Restrict Possible Usernames(One Tests fails)

Tell us what’s happening:

I have written the Regex for the challenge Restrict Possible Usernames as below. When I run the regex and try to run all the tests on my own i.e. by printing them:

console.log(result)
console.log(result2)

but somehow the regex fails one test i.e. Your regex should not match J. I don’t know why that’s happening. So, Can anybody suggest me anything?

Your code so far


let username = "J";
// Usernames have to be at least two characters long.
// Username letters can be lowercase and uppercase.

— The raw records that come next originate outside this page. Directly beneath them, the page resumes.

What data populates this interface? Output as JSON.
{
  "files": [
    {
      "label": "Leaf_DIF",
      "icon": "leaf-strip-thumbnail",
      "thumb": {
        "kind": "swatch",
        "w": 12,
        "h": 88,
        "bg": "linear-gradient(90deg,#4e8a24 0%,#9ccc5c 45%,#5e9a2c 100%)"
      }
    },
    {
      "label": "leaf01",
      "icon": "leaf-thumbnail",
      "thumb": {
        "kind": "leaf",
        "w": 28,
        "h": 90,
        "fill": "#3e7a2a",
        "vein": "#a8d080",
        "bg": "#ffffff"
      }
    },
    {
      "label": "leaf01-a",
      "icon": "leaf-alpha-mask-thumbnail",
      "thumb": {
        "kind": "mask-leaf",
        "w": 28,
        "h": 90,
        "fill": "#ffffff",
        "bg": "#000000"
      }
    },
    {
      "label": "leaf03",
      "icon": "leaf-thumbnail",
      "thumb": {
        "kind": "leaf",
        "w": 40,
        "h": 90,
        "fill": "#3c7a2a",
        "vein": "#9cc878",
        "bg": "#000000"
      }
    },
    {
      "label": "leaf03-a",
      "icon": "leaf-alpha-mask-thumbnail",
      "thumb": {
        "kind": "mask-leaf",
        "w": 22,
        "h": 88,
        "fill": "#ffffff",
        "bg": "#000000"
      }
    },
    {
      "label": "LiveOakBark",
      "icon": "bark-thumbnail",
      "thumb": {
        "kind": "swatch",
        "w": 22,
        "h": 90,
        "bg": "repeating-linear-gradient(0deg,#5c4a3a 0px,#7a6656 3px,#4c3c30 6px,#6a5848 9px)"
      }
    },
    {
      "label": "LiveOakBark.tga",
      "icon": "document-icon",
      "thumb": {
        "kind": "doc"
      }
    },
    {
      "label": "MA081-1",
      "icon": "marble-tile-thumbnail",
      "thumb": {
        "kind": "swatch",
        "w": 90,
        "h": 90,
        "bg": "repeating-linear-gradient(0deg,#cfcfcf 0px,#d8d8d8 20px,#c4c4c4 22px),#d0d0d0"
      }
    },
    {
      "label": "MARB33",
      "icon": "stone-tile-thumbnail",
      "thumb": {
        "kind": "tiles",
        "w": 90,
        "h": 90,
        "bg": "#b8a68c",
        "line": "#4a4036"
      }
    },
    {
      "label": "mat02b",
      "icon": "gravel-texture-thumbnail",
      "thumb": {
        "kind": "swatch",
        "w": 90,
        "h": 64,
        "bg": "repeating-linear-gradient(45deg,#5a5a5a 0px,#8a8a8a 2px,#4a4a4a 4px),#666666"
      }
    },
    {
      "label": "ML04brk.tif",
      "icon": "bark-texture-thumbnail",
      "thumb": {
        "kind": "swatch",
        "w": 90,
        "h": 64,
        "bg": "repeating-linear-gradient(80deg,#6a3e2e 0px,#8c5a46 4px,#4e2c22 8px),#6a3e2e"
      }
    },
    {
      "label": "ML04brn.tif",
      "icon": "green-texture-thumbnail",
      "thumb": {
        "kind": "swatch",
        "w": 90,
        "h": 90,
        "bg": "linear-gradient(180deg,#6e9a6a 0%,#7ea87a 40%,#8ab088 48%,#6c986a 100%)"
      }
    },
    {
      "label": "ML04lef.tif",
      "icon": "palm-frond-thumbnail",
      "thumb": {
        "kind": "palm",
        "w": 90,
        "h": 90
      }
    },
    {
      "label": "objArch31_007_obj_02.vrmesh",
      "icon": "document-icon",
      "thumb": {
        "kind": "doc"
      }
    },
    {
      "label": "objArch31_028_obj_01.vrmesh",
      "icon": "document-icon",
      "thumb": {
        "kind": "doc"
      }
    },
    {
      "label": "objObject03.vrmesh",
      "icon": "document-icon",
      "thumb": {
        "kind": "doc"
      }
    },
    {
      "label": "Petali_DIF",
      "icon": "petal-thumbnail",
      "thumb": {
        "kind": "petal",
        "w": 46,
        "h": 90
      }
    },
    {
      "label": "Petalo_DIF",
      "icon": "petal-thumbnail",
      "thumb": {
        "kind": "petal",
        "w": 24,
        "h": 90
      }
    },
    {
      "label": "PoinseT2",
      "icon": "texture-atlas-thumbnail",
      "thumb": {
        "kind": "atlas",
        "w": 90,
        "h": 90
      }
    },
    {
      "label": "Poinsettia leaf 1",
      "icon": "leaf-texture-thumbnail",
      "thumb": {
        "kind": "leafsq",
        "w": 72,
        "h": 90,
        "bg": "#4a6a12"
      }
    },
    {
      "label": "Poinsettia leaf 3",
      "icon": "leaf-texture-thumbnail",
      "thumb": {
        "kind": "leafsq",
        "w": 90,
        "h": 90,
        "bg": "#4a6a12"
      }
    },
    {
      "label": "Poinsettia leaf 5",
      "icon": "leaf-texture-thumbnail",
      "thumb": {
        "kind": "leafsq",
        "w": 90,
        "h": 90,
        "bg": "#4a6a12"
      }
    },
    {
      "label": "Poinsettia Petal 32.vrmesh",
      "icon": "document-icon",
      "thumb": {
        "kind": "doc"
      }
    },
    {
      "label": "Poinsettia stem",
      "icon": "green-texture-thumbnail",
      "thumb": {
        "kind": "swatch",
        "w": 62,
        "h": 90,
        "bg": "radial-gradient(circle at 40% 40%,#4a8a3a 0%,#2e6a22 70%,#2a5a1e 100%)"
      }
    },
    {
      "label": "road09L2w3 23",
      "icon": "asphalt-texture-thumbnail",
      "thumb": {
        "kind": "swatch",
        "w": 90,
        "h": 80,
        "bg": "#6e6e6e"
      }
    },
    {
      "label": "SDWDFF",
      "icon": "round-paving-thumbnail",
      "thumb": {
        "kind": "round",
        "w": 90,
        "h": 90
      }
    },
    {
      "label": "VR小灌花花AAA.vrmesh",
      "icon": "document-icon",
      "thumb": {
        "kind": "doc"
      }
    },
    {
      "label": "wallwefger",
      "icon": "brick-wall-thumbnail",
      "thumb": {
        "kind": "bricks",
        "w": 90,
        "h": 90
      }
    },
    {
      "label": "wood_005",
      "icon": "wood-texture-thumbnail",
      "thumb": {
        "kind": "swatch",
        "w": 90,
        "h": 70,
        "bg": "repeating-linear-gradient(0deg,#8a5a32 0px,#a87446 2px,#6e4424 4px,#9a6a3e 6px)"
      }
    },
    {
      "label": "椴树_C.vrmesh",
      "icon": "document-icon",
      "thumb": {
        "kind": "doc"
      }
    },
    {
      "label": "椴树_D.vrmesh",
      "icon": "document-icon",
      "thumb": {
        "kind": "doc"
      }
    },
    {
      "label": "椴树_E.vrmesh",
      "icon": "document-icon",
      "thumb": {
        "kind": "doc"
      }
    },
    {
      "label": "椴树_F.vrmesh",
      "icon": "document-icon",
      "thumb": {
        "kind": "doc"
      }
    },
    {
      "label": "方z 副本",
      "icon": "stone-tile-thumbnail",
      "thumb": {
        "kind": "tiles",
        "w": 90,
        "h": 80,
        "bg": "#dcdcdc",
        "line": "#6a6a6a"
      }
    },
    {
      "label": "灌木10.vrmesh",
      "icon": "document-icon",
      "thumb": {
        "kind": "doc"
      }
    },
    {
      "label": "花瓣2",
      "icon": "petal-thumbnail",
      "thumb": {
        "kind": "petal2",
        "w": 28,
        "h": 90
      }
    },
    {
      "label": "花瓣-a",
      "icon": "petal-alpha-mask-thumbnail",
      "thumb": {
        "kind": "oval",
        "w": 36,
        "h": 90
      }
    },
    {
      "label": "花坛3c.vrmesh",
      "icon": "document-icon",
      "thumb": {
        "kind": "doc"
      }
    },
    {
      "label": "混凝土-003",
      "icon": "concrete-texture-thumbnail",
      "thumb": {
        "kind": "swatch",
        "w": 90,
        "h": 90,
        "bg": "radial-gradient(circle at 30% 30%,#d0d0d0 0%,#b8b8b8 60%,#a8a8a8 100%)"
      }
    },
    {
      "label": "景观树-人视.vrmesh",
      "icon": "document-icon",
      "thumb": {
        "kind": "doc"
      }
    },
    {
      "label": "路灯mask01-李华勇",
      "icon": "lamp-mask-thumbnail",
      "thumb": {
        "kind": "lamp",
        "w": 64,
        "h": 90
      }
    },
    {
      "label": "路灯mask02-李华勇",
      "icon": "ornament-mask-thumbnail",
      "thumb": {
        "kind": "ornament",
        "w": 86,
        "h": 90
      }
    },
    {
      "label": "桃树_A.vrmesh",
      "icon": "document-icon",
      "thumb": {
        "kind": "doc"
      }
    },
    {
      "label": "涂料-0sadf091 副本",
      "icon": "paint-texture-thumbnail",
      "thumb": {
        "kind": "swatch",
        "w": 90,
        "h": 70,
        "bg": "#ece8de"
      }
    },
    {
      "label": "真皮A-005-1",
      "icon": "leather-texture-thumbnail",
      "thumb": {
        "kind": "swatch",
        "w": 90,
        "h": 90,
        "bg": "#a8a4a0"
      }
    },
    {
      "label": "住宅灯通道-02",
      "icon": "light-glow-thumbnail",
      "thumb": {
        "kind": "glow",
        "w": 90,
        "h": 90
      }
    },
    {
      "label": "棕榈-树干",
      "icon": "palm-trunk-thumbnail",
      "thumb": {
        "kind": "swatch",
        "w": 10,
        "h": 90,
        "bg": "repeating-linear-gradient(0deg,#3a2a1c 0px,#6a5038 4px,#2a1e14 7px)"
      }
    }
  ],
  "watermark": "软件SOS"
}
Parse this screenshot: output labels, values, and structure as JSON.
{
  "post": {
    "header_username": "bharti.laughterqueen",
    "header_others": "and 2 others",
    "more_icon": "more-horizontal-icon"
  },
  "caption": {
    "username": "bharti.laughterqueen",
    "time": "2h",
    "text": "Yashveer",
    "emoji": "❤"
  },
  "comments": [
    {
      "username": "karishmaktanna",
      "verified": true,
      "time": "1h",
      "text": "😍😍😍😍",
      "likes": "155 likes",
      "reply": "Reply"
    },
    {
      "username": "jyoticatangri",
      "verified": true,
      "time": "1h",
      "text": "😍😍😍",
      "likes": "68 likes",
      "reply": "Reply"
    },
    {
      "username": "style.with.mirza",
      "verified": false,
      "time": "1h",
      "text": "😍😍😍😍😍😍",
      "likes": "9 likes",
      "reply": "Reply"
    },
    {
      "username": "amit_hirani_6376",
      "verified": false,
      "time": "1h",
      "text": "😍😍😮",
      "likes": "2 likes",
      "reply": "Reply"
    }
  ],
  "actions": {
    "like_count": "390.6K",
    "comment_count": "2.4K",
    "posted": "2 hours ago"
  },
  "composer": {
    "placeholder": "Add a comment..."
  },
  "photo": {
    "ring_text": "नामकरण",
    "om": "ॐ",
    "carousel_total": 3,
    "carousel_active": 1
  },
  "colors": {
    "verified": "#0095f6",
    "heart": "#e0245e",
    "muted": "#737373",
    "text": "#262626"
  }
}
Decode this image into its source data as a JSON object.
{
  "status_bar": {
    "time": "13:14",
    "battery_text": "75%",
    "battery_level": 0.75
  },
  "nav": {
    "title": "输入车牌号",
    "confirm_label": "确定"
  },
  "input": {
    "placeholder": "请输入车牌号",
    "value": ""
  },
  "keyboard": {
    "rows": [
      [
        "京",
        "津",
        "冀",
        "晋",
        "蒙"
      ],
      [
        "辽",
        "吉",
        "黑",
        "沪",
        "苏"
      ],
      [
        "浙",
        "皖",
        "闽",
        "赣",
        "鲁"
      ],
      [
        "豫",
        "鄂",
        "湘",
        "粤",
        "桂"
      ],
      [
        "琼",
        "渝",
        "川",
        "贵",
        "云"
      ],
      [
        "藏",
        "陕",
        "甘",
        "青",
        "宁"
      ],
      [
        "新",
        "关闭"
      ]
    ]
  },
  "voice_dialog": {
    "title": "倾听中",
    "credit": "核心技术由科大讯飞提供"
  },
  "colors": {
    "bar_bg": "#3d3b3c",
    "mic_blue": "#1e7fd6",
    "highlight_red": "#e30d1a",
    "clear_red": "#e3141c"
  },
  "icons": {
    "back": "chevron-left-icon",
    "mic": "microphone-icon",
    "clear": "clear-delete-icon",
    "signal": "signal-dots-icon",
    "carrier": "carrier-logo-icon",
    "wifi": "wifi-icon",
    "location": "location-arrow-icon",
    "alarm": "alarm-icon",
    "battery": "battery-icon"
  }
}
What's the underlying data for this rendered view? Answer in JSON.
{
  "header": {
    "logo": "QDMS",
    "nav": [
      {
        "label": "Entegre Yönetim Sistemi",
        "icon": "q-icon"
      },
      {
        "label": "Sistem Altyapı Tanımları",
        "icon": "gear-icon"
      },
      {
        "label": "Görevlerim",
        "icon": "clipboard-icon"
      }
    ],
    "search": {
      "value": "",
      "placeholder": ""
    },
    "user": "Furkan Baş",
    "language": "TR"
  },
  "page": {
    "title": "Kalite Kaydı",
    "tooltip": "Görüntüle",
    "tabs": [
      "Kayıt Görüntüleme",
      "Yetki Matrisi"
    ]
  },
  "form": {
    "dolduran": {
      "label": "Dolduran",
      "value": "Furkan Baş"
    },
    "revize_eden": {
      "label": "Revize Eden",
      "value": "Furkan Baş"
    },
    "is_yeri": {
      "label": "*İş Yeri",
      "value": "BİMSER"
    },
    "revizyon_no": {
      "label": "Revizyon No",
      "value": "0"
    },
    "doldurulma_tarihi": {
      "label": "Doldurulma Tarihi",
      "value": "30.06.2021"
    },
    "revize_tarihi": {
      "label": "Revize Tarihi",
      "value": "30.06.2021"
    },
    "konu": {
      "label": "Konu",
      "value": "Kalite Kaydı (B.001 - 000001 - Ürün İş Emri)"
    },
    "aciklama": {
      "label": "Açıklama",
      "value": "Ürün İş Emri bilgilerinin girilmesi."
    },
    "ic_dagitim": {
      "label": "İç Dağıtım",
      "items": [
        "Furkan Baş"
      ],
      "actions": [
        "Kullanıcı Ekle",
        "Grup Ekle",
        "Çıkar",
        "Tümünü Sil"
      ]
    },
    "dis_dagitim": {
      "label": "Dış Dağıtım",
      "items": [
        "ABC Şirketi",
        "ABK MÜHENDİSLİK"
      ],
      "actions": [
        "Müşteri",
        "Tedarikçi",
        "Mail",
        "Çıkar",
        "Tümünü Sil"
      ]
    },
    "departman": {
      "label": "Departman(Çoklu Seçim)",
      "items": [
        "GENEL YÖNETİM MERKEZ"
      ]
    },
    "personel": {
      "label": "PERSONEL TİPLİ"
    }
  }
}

let userCheck = /^[a-z][a-z]*[0-9]*$/i; // Change this line
let result = userCheck.test(username);

let result2 = username.match(userCheck)

console.log(result)
console.log(result2)

// /^(?=^abc)(?=.*xyz$)(?=.*123)(?=^(?:(?!456).)*$).*$/

// /(?=([a-z][a-z]*))(?=([0-9]$))/ig

// [0-9]$

// /^[a-z]{2,}\d*$/i

// /[a-z][a-z]*[0-9]$/ig


// Usernames have to be at least two characters long

Your browser information:

User Agent is: Mozilla/5.0 (Windows NT 10.0; Win64; x64) AppleWebKit/537.36 (KHTML, like Gecko) Chrome/76.0.3809.132 Safari/537.36.

Link to the challenge:
https://learn.freecodecamp.org/javascript-algorithms-and-data-structures/regular-expressions/restrict-possible-usernames/

You use the regex character * after your second [a-z], which means zero or more letters after the first letter. If there are zero letters after the first letter, you are not making sure that username is at least two characters long and J would be valid, which is not what you intend. Use the regex character that makes sure there are ‘one or more’ letters instead of ‘zero or more’ after the first letter.